Audit dei responsabili del trattamento: un passo cruciale per la gestione dei dati conforme al GDPR
Nel contesto della crescente attenzione verso la protezione dei dati personali, la scelta di un Responsabile del Trattamento competente è diventata una priorità per molte organizzazioni. Infatti, il Titolare del Trattamento deve ricorrere, ai sensi dell’articolo 28 del Regolamento UE 679/2016 (GDPR), a Responsabili del Trattamento che “presentino garanzie sufficienti per mettere in atto misure tecniche e organizzative adeguate in modo tale che il trattamento soddisfi i requisiti del presente regolamento e garantisca la tutela dei diritti dell’interessato”. Per tale motivo, è importante che il Titolare scelga in modo accurato i soggetti che trattano dati personali per suo conto e controlli che le attività condotte dai Responsabili siano svolte in modo corretto e in conformità alle indicazioni che il Titolare medesimo fornisce loro.

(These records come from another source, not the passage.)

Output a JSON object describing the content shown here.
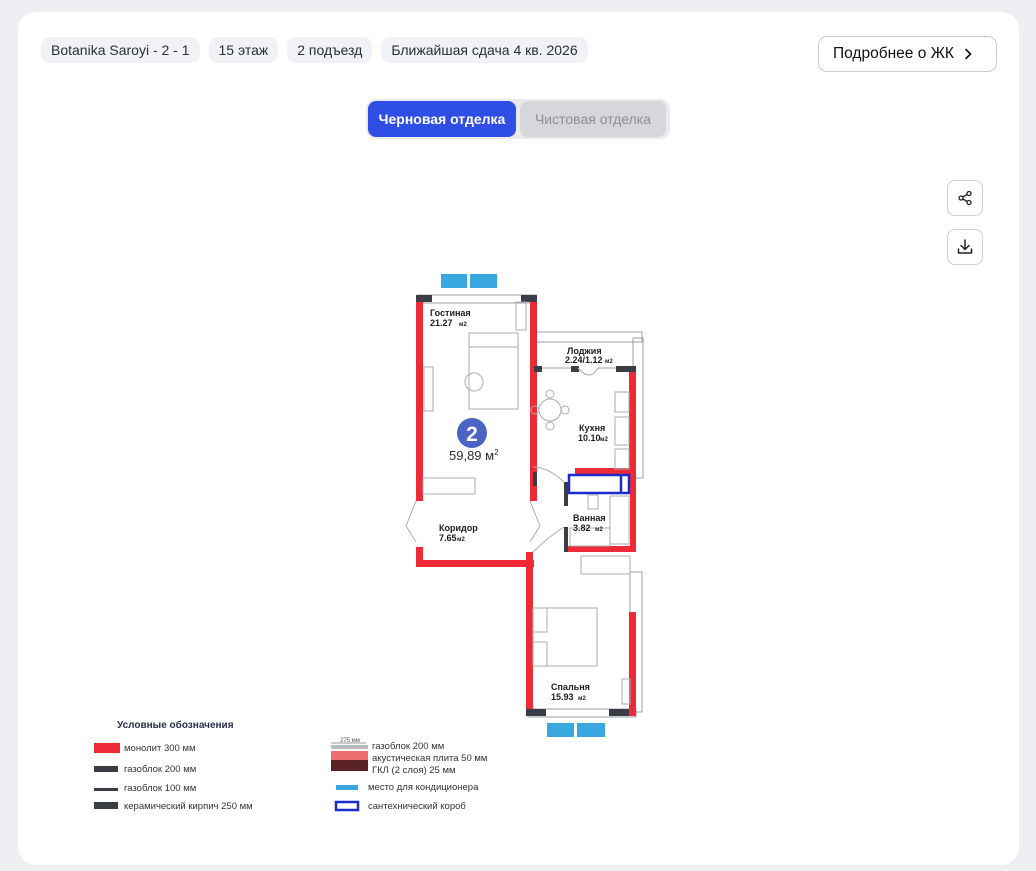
{
  "header": {
    "chips": [
      "Botanika Saroyi - 2 - 1",
      "15 этаж",
      "2 подъезд",
      "Ближайшая сдача 4 кв. 2026"
    ],
    "more_label": "Подробнее о ЖК"
  },
  "finish_toggle": {
    "options": [
      "Черновая отделка",
      "Чистовая отделка"
    ],
    "selected": "Черновая отделка"
  },
  "actions": {
    "share_icon": "share-icon",
    "download_icon": "download-icon"
  },
  "plan": {
    "rooms_count": "2",
    "total_area": "59,89 м",
    "total_area_sup": "2",
    "rooms": [
      {
        "name": "Гостиная",
        "area": "21.27",
        "unit": "м2"
      },
      {
        "name": "Лоджия",
        "area": "2.24/1.12",
        "unit": "м2"
      },
      {
        "name": "Кухня",
        "area": "10.10",
        "unit": "м2"
      },
      {
        "name": "Ванная",
        "area": "3.82",
        "unit": "м2"
      },
      {
        "name": "Коридор",
        "area": "7.65",
        "unit": "м2"
      },
      {
        "name": "Спальня",
        "area": "15.93",
        "unit": "м2"
      }
    ]
  },
  "legend": {
    "title": "Условные обозначения",
    "items_left": [
      "монолит 300 мм",
      "газоблок 200 мм",
      "газоблок 100 мм",
      "керамический кирпич 250 мм"
    ],
    "dim_label": "275 мм",
    "items_right": [
      "газоблок 200 мм",
      "акустическая плита 50 мм",
      "ГКЛ (2 слоя) 25 мм",
      "место для кондиционера",
      "сантехнический короб"
    ]
  },
  "colors": {
    "accent": "#2e4ee6",
    "monolith": "#ee2a36",
    "ac_place": "#3aa8e0",
    "plumbing_box": "#1a2cc9",
    "badge": "#4a63c4"
  }
}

(Nella foto: l'Ing. Gianluca Lombardi, CEO di GL Consulting, sarà speaker al Privacy Day Forum 2024)
Tuttavia, la nomina di un Responsabile del Trattamento è condizione necessaria ma non sufficiente a garantire una gestione appropriata del fornitore in ambito GDPR. E’ essenziale che la scelta formale dei Responsabili sia accompagnata da un rigoroso audit sul Responsabile del Trattamento. In questo modo, il Titolare può verificare con diligenza la veridicità delle dichiarazioni a lui rilasciate dai suoi Responsabili, con riferimento alle modalità di Trattamento da loro seguite in ottemperanza alle istruzioni ricevute. In caso contrario, al Titolare è possibile contestare, in modo progressivo, una culpa in eligendo (per aver mancato ad una valutazione iniziale) e una culpa in vigilando (per non aver tenuto sotto controllo nel tempo il fornitore).

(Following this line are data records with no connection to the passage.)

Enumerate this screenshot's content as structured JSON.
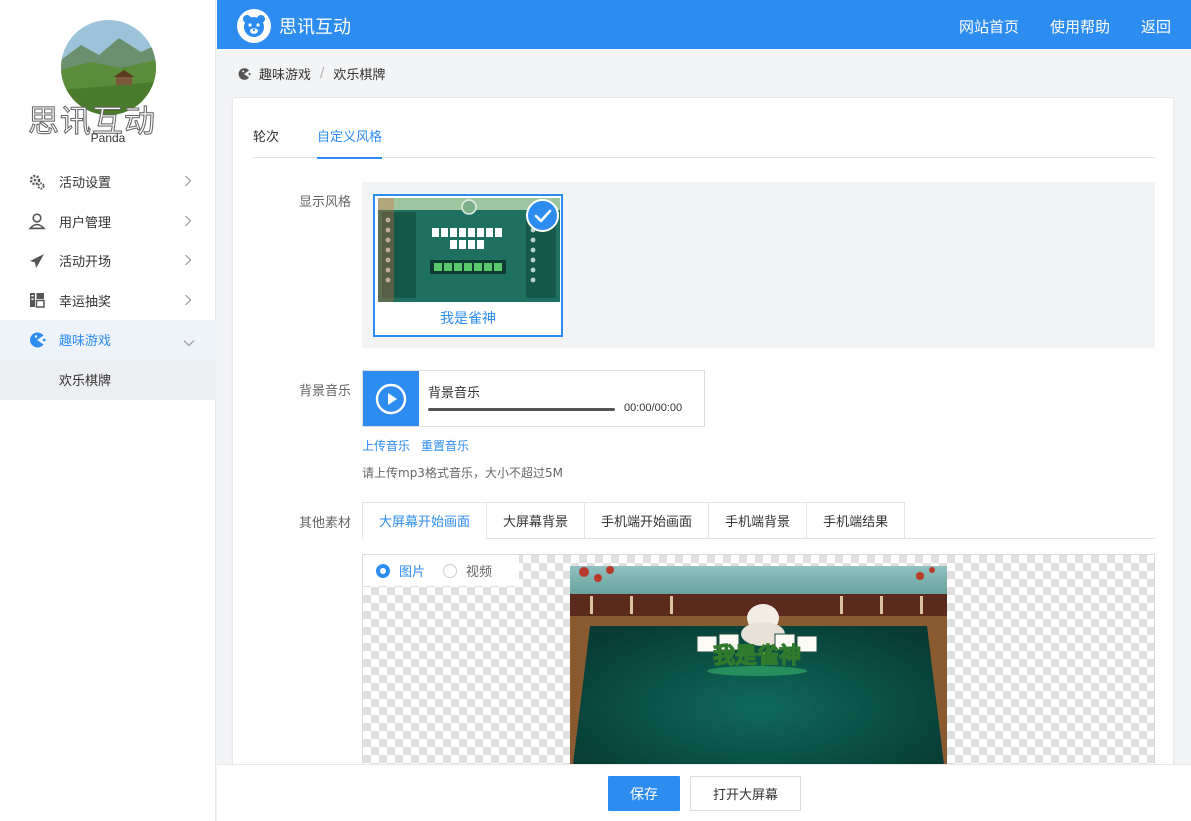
{
  "sidebar": {
    "logo_text": "思讯互动",
    "username": "Panda",
    "items": [
      {
        "label": "活动设置",
        "icon": "gears-icon"
      },
      {
        "label": "用户管理",
        "icon": "user-icon"
      },
      {
        "label": "活动开场",
        "icon": "paper-plane-icon"
      },
      {
        "label": "幸运抽奖",
        "icon": "lottery-icon"
      },
      {
        "label": "趣味游戏",
        "icon": "pacman-icon"
      }
    ],
    "submenu_label": "欢乐棋牌"
  },
  "topbar": {
    "brand": "思讯互动",
    "nav": [
      "网站首页",
      "使用帮助",
      "返回"
    ]
  },
  "breadcrumb": {
    "items": [
      "趣味游戏",
      "欢乐棋牌"
    ],
    "separator": "/"
  },
  "tabs": {
    "items": [
      "轮次",
      "自定义风格"
    ],
    "active": 1
  },
  "style": {
    "label": "显示风格",
    "selected_name": "我是雀神"
  },
  "music": {
    "label": "背景音乐",
    "title": "背景音乐",
    "time": "00:00/00:00",
    "upload_link": "上传音乐",
    "reset_link": "重置音乐",
    "hint": "请上传mp3格式音乐，大小不超过5M"
  },
  "assets": {
    "label": "其他素材",
    "tabs": [
      "大屏幕开始画面",
      "大屏幕背景",
      "手机端开始画面",
      "手机端背景",
      "手机端结果"
    ],
    "active_tab": 0,
    "radio_image": "图片",
    "radio_video": "视频",
    "selected_radio": "图片",
    "preview_title": "我是雀神"
  },
  "footer": {
    "save": "保存",
    "open_screen": "打开大屏幕"
  },
  "colors": {
    "primary": "#2d8cf0",
    "topbar": "#2d8cf0"
  }
}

Infatti, tra gli obblighi del Responsabile, l’art. 28, par. 3, lett. h) GDPR prevede l’obbligo di mettere “a disposizione del Titolare del Trattamento tutte le informazioni necessarie per dimostrare il rispetto degli obblighi […] e consenta e contribuisca alle attività di revisione, comprese le ispezioni, realizzati dal titolare del trattamento o da un altro soggetto da questi incaricato”.
Da ciò si evince la possibilità per il Titolare di effettuare controlli e audit nei confronti del Responsabile, che serviranno a verificare l’operato dello stesso ed a comprendere al meglio le misure di sicurezza tecniche e organizzative adottate dal Responsabile.
Tali audit sono fondamentali in un’ottica di accountability (art. 5, par. 2, GDPR), in quanto consentono al Titolare di dimostrare di aver controllato e di controllare tutti i soggetti che trattano dati personali per suo conto, e, ove necessario, permettono al Titolare medesimo di fornire idonee istruzioni laddove rilevi alcune criticità nel corso dell’audit.
La domanda chiave che molte Organizzazioni si pongono è “quando e come condurre l’audit?”.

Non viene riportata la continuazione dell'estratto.